Just received my CTO 15 i7 500gb 7200rpm and guess what? Apple is still CAPPING the SATA 3Gbps chipset at 1.5?! (see pic below, notice "Negotiated Link Speed") Is this barrier removed if you put in a SSD? I'm still on the fence on placing an order for an Intel 160gb SSD...
Doesn't this just mean, the interface negotiated with the HDD, that S-ATA 1.5Gbps would suffice? My 2007 Aluminium iMac shows this: I'm confused, but the 1.5Gbps are still more than efficient with its 148MB/s
Could be as my iMac's HD is 3Gb/s but SuperDrive is 1.5Gb/s (link is 3Gb but negotiated is 1.5Gb). Both use NVidia MCP79 AHCI chip
The chipset is fine - it's the drives they are shipping that negotiates the 1.5Gbps link speed. Look at mine with a Samsung 3.0Gbps drive. My Seagate 7200K 500 is only 1.5... The 2.5" drive is not fast enough to max out the 1.5 so I'm OK with the shipping drive not being 3.0.
My 320GB 7.2K RPM Seagate drive shows this...granted my MBP is an early 09 model so this probably doesn't help you. Like others have said the drive will never saturate the bus so its all good anyway.
What about people with SSD's? Are your 2010 MBP's also capped at 1.5? I have a Retail Seagate 7200.4 500gb I'm going to put in the computer for a test-drive and see if it's just a artificial firmware cap placed by Apple on seagates.

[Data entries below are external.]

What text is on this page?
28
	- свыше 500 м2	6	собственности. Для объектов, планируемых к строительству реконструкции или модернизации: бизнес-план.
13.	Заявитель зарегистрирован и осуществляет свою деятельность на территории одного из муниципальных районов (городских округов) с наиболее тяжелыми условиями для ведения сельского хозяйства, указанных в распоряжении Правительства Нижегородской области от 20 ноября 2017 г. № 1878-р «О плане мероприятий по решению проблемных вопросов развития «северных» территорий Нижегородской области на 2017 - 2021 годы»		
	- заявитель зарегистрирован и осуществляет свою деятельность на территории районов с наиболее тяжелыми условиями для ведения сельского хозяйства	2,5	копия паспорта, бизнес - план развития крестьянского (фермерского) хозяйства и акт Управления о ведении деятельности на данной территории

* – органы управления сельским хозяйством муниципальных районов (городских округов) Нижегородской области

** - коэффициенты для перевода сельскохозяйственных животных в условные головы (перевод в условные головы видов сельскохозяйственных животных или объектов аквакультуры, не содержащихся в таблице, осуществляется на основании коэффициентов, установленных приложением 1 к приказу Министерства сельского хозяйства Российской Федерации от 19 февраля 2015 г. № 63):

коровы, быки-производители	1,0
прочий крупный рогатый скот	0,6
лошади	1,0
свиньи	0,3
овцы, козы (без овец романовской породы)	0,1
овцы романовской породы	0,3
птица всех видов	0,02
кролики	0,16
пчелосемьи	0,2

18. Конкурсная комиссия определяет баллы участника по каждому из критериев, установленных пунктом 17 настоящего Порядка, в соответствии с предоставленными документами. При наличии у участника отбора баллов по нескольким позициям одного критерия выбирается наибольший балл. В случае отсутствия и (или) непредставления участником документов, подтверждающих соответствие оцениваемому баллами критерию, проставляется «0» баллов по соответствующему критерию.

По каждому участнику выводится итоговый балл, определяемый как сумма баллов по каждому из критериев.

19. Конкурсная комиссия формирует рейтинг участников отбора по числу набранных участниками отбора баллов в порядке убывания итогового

Its just some of the drives they use people! Shame how its kinda funny I buy the i7 2.66 AG, and I get a 1.5 drive What Id like to know, straight from Toshiba's website: Further design optimizations boost the durability of the MKxx55GSX line-up, providing industry-leading robustness against shock while the drives are in operation. An operational free-fall sensor (FFS) feature further protects the drive and user data against potential damage from shock, vibration and rough handling. The MKxx55GSX products support a 3 Gb/sec data transfer rate and have passed testing by the Serial ATA International Organization (SATA-IO) for SATA interoperability. WTF
Youre right it doesnt matter, but if the drive is SATA30 and the computer is, it should be so, period. Im wondering if Apple has a custom firmware on the Toshiba. I could really care less, since none of these drives can even touch SATA 150 Nice join date alphaod, haha
The "negotiated" speed is a new form they added; so if this was ever an issue before we would not know as it was not viewable previously. So it's possible the Macs have had this phenomenon for a while, just that no one could tell.

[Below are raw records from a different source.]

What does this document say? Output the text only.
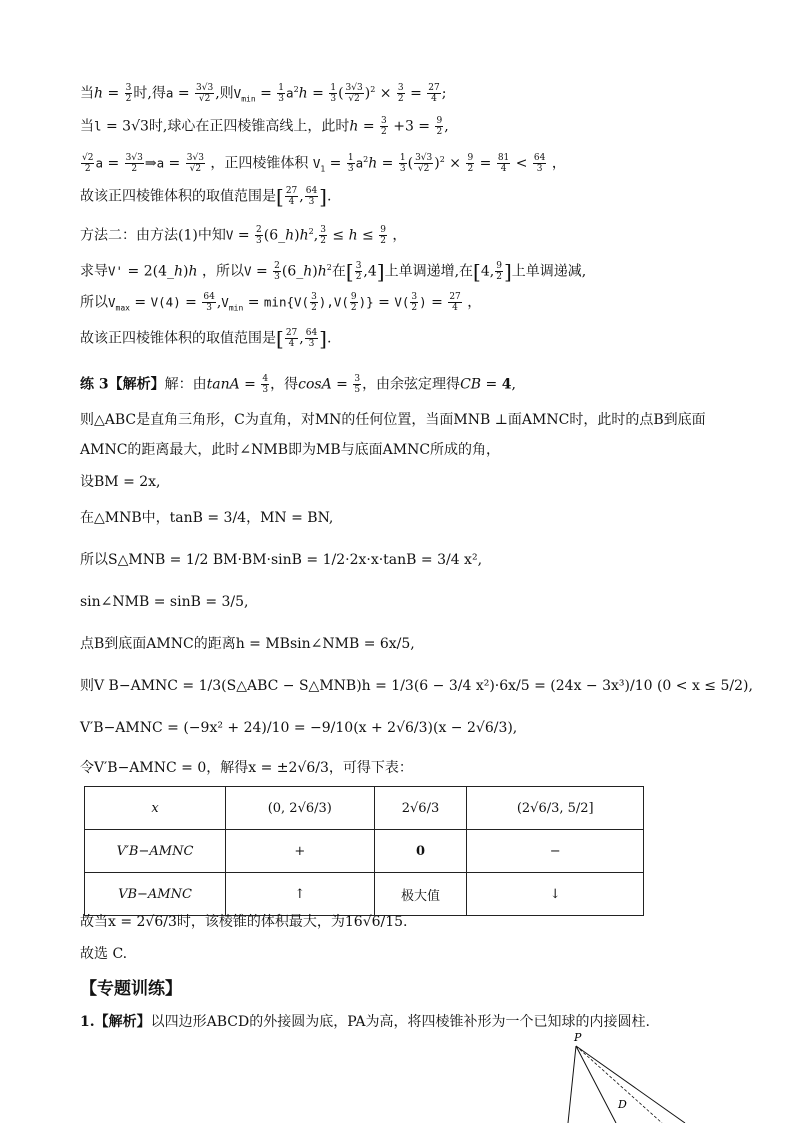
当$h = \frac{3}{2}$ 时,得$a = \frac{3√3}{√2}$ ,则$V_{min} = \frac{1}{3} a^2h = \frac{1}{3}$ ( $\frac{3√3}{√2} )^2 \times \frac{3}{2} = \frac{27}{4}$ ;
当l = 3√3时,球心在正四棱锥高线上，此时$h = \frac{3}{2} +3 = \frac{9}{2}$ ,
$\frac{√2}{2}$ $a = \frac{3√3}{2}$ ⇒a = $\frac{3√3}{√2}$ ，正四棱锥体积 $V_1 = \frac{1}{3} a^2h = \frac{1}{3}$ ( $\frac{3√3}{√2} )^2 \times \frac{9}{2} = \frac{81}{4} < \frac{64}{3}$ ，
故该正四棱锥体积的取值范围是[ $\frac{27}{4}$ , $\frac{64}{3}$ ].
方法二：由方法(1)中知$V = \frac{2}{3}$ $(6\_h)h^2$, $\frac{3}{2} \le h \le \frac{9}{2}$ ，
求导V' = 2(4_h)h ，所以$V = \frac{2}{3}$ $(6\_h)h^2$在[ $\frac{3}{2} ,4$]上单调递增,在[4, $\frac{9}{2}$ ]上单调递减,
所以$V_{max} = V(4) = \frac{64}{3} ,V_{min} = \min\{V( \frac{3}{2} ),V( \frac{9}{2}$ )} = $V( \frac{3}{2}$ ) = $\frac{27}{4}$ ，
故该正四棱锥体积的取值范围是[ $\frac{27}{4}$ , $\frac{64}{3}$ ].
练 3【解析】解：由$\tan A = \frac{4}{3}$ ，得$\cos A = \frac{3}{5}$ ，由余弦定理得CB = 4,
则△ABC是直角三角形，C为直角，对MN的任何位置，当面MNB ⊥面AMNC时，此时的点B到底面
AMNC的距离最大，此时∠NMB即为MB与底面AMNC所成的角，
设BM = 2x,
在△MNB中，tanB = 3/4，MN = BN,
所以S△MNB = 1/2 BM·BM·sinB = 1/2·2x·x·tanB = 3/4 x²,
sin∠NMB = sinB = 3/5,
点B到底面AMNC的距离h = MBsin∠NMB = 6x/5,
则V B−AMNC = 1/3(S△ABC − S△MNB)h = 1/3(6 − 3/4 x²)·6x/5 = (24x − 3x³)/10 (0 < x ≤ 5/2),
V′B−AMNC = (−9x² + 24)/10 = −9/10(x + 2√6/3)(x − 2√6/3),
令V′B−AMNC = 0，解得x = ±2√6/3，可得下表：
x	(0, 2√6/3)	2√6/3	(2√6/3, 5/2]
V′B−AMNC	+	0	−
VB−AMNC	↑	极大值	↓
故当x = 2√6/3时，该棱锥的体积最大，为16√6/15.
故选 C.
【专题训练】
1.【解析】以四边形ABCD的外接圆为底，PA为高，将四棱锥补形为一个已知球的内接圆柱.
P
D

Which macs? The first gen non unibooty mac has a 1.5Gbps bus even when using an SSD (I should know ) Then the unibooty ones brought 1.5Gbps, in which everyone on the boards freaked the heck out. The firmware update resolved that issue. But yes, the latest MBP will negotiate whatever speed is necessary.
2010 i7 17" shows 3 Gigabit for both my SSD and my ExpressCard SSD. Only the Superdrive is 1.5 Gigabit.

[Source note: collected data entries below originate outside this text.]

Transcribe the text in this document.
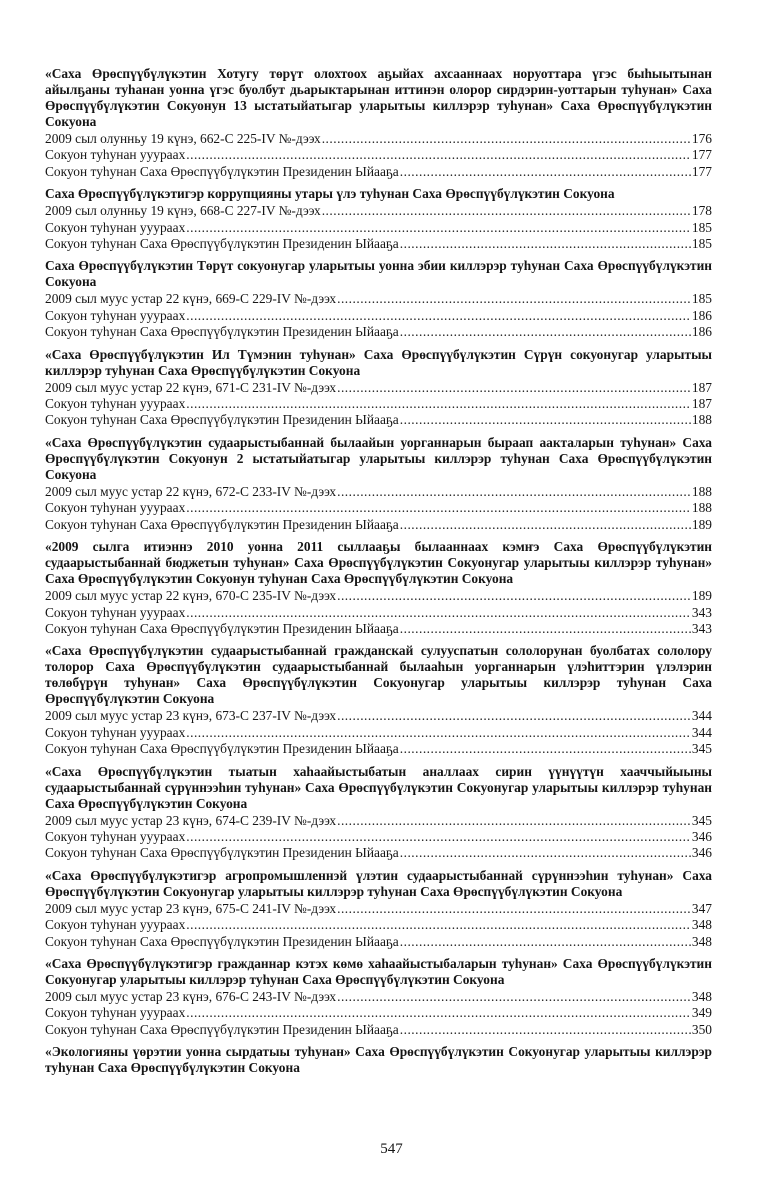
«Саха Өрөспүүбүлүкэтин Хотугу төрүт олохтоох аҕыйах ахсааннаах норуоттара үгэс быһыытынан айылҕаны туһанан уонна үгэс буолбут дьарыктарынан иттинэн олорор сирдэрин-уоттарын туһунан» Саха Өрөспүүбүлүкэтин Сокуонун 13 ыстатыйатыгар уларытыы киллэрэр туһунан» Саха Өрөспүүбүлүкэтин Сокуона
2009 сыл олунньу 19 күнэ, 662-С 225-IV №-дээх .....	176
Сокуон туһунан ууураах .....	177
Сокуон туһунан Саха Өрөспүүбүлүкэтин Президенин Ыйааҕа .....	177
Саха Өрөспүүбүлүкэтигэр коррупцияны утары үлэ туһунан Саха Өрөспүүбүлүкэтин Сокуона
2009 сыл олунньу 19 күнэ, 668-С 227-IV №-дээх .....	178
Сокуон туһунан ууураах .....	185
Сокуон туһунан Саха Өрөспүүбүлүкэтин Президенин Ыйааҕа .....	185
Саха Өрөспүүбүлүкэтин Төрүт сокуонугар уларытыы уонна эбии киллэрэр туһунан Саха Өрөспүүбүлүкэтин Сокуона
2009 сыл муус устар 22 күнэ, 669-С 229-IV №-дээх .....	185
Сокуон туһунан ууураах .....	186
Сокуон туһунан Саха Өрөспүүбүлүкэтин Президенин Ыйааҕа .....	186
«Саха Өрөспүүбүлүкэтин Ил Түмэнин туһунан» Саха Өрөспүүбүлүкэтин Сүрүн сокуонугар уларытыы киллэрэр туһунан Саха Өрөспүүбүлүкэтин Сокуона
2009 сыл муус устар 22 күнэ, 671-С 231-IV №-дээх .....	187
Сокуон туһунан ууураах .....	187
Сокуон туһунан Саха Өрөспүүбүлүкэтин Президенин Ыйааҕа .....	188
«Саха Өрөспүүбүлүкэтин судаарыстыбаннай былаайын уорганнарын быраап аакталарын туһунан» Саха Өрөспүүбүлүкэтин Сокуонун 2 ыстатыйатыгар уларытыы киллэрэр туһунан Саха Өрөспүүбүлүкэтин Сокуона
2009 сыл муус устар 22 күнэ, 672-С 233-IV №-дээх .....	188
Сокуон туһунан ууураах .....	188
Сокуон туһунан Саха Өрөспүүбүлүкэтин Президенин Ыйааҕа .....	189
«2009 сылга итиэннэ 2010 уонна 2011 сыллааҕы былааннаах кэмҥэ Саха Өрөспүүбүлүкэтин судаарыстыбаннай бюджетын туһунан» Саха Өрөспүүбүлүкэтин Сокуонугар уларытыы киллэрэр туһунан» Саха Өрөспүүбүлүкэтин Сокуонун туһунан Саха Өрөспүүбүлүкэтин Сокуона
2009 сыл муус устар 22 күнэ, 670-С 235-IV №-дээх .....	189
Сокуон туһунан ууураах .....	343
Сокуон туһунан Саха Өрөспүүбүлүкэтин Президенин Ыйааҕа .....	343
«Саха Өрөспүүбүлүкэтин судаарыстыбаннай гражданскай сулууспатын сололорунан буолбатах сололору толорор Саха Өрөспүүбүлүкэтин судаарыстыбаннай былааһын уорганнарын үлэһиттэрин үлэлэрин төлөбүрүн туһунан» Саха Өрөспүүбүлүкэтин Сокуонугар уларытыы киллэрэр туһунан Саха Өрөспүүбүлүкэтин Сокуона
2009 сыл муус устар 23 күнэ, 673-С 237-IV №-дээх .....	344
Сокуон туһунан ууураах .....	344
Сокуон туһунан Саха Өрөспүүбүлүкэтин Президенин Ыйааҕа .....	345
«Саха Өрөспүүбүлүкэтин тыатын хаһаайыстыбатын аналлаах сирин үүнүүтүн хааччыйыыны судаарыстыбаннай сүрүннээһин туһунан» Саха Өрөспүүбүлүкэтин Сокуонугар уларытыы киллэрэр туһунан Саха Өрөспүүбүлүкэтин Сокуона
2009 сыл муус устар 23 күнэ, 674-С 239-IV №-дээх .....	345
Сокуон туһунан ууураах .....	346
Сокуон туһунан Саха Өрөспүүбүлүкэтин Президенин Ыйааҕа .....	346
«Саха Өрөспүүбүлүкэтигэр агропромышленнэй үлэтин судаарыстыбаннай сүрүннээһин туһунан» Саха Өрөспүүбүлүкэтин Сокуонугар уларытыы киллэрэр туһунан Саха Өрөспүүбүлүкэтин Сокуона
2009 сыл муус устар 23 күнэ, 675-С 241-IV №-дээх .....	347
Сокуон туһунан ууураах .....	348
Сокуон туһунан Саха Өрөспүүбүлүкэтин Президенин Ыйааҕа .....	348
«Саха Өрөспүүбүлүкэтигэр гражданнар кэтэх көмө хаһаайыстыбаларын туһунан» Саха Өрөспүүбүлүкэтин Сокуонугар уларытыы киллэрэр туһунан Саха Өрөспүүбүлүкэтин Сокуона
2009 сыл муус устар 23 күнэ, 676-С 243-IV №-дээх .....	348
Сокуон туһунан ууураах .....	349
Сокуон туһунан Саха Өрөспүүбүлүкэтин Президенин Ыйааҕа .....	350
«Экологияны үөрэтии уонна сырдатыы туһунан» Саха Өрөспүүбүлүкэтин Сокуонугар уларытыы киллэрэр туһунан Саха Өрөспүүбүлүкэтин Сокуона
547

i'm showing 3.0. i swapped the stock 5400rpm drive with a new hitachi 320gb 7200rpm drive and converted the stock drive to a time machine backup disk.
My SSD shows 3. However, the super drive is 1.5 but what ever...my superdrive will never use up that 1.5G...lol btw...I have the 2010 MPB i7. 15"
the link speed is the bandwidth limit of the actual connection the negotiated speed is the actual connection speed and determined by the attached drive. Most 5400 and even some 7200 will connect at 1.5 while SSD drives will typically connect at 3.0 So to make it even more clear, if your negotiated connection says 1.5 but you later replace that drive with say an SSD that connects at 3.0 than your negotiated speed with say 3.0
So heres my question/issue with all this guys: If OSX now auto negotiates based on hard-drive need, and I have a SATA300 Hard drive as stated by specs on TOshiba site (note this is the stock APple HD), then why isnt it kicking to 300? Does apple load custom firmwares?
I had an SSD in my MacBook, at that time it was 3Gbps (even posted a screenshot here at some poing). Now there's an HDD there, and it's 1,5Gbps. As long as the SSD I'm getting now (Intel X-25M Gen2) negotiates at 3Gbps, I'm happy.
I use multiple VMs in Virtualbox and went with a ST9500420AS 7200 RPM drive and made sure it was a SATA 3 GB drive. I'm kind of shocked Apple would ship a new MBP with a 1.5 GB drive. Like I said, I'm doing multi-vms so I'm trying to push the drive as hard as I can...
well that was my huge surprise today when i looked at the info concerning my stock HD (new 13" MBP) i thought that Apple did it again but it finally comes from the HD why the hell would Apple cap the speed to 1.5 Gb ???? to save some battery juice ???? or is it an old HD with SATA instead of SATA II ???